13. The painting inspired an exchange between Picasso and a Gestapo officer.
Almost as famous for his biting wit as he was for his artistic prowess, Picasso once treated a German Gestapo officer to a sharp rejoinder in reference to the painting’s depiction of the atrocities of fascism and war. When asked by an officer about a photo of the painting, “Did you do that?” Picasso is said to have replied, “No, you did.”
14. Guernica went to New York during World War II.

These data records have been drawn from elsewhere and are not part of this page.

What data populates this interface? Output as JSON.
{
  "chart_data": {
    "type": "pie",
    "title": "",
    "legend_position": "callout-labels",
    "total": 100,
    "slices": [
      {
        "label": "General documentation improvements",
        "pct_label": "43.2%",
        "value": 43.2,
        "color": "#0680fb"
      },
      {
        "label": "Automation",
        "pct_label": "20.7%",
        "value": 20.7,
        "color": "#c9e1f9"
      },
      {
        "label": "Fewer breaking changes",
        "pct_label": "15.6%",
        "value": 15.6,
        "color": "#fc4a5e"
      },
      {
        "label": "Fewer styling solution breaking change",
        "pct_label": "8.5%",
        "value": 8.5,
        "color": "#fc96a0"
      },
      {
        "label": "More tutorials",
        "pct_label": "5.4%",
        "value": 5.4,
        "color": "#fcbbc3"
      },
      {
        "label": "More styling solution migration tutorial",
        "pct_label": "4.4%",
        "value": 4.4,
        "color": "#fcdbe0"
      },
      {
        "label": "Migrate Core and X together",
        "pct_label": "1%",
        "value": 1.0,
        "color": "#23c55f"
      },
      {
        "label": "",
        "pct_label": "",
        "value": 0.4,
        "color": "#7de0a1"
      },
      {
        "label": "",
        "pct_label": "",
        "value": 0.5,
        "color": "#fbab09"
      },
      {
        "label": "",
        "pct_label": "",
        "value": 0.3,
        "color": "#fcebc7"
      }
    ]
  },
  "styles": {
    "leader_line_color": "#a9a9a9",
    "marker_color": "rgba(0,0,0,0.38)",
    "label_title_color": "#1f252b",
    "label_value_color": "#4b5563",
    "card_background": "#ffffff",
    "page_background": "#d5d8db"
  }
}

After the Paris Expo, Guernica went on a tour of Europe before heading to the United States, where it was part of an effort to drum up funds for Spanish refugees and toured several major U.S. cities under the oversight of New York City‘s Museum of Modern Art. According to the website of the Museo Nacional Centro de Arte Reina Sofía (where the painting now resides), Picasso asked that Guernica stay at MoMA when World War II broke out, and later “extended the loan of the painting to MoMA for an indefinite period, until such time that democracy had been restored in Spain.” The painting didn’t go back to Spain until 1981.
15. Guernica was vandalized by an antiwar activist.
At one point its long residency at MoMA, Guernica suffered an act of politically charged defacement. In 1974, Tony Shafrazi—who would later become a respected art dealer—spray-painted the words KILL ALL LIES over the painting. When he was apprehended by museum security, Shafrazi famously shouted, “Call the curator. I am an artist.”
16. The painting was covered up during a speech made by Colin Powell.
From 1985 to 2009, the United Nations adorned the entrance of its Security Council with a tapestry reproduction of Guernica. In February 2003, then-Secretary of State Colin Powell delivered a televised speech on site at the UN, testifying in favor of America’s imminent declaration of war on Iraq. A large blue curtain covered the tapestry during Powell’s speech.
Conflicting reports attributed the decision to obscure Guernica to journalists thinking the violent imagery would be unpleasant for viewers of the broadcast, as well as to the Bush Administration deeming the display of such a recognizable antiwar painting inappropriate for the backdrop of Powell’s promotion of military action.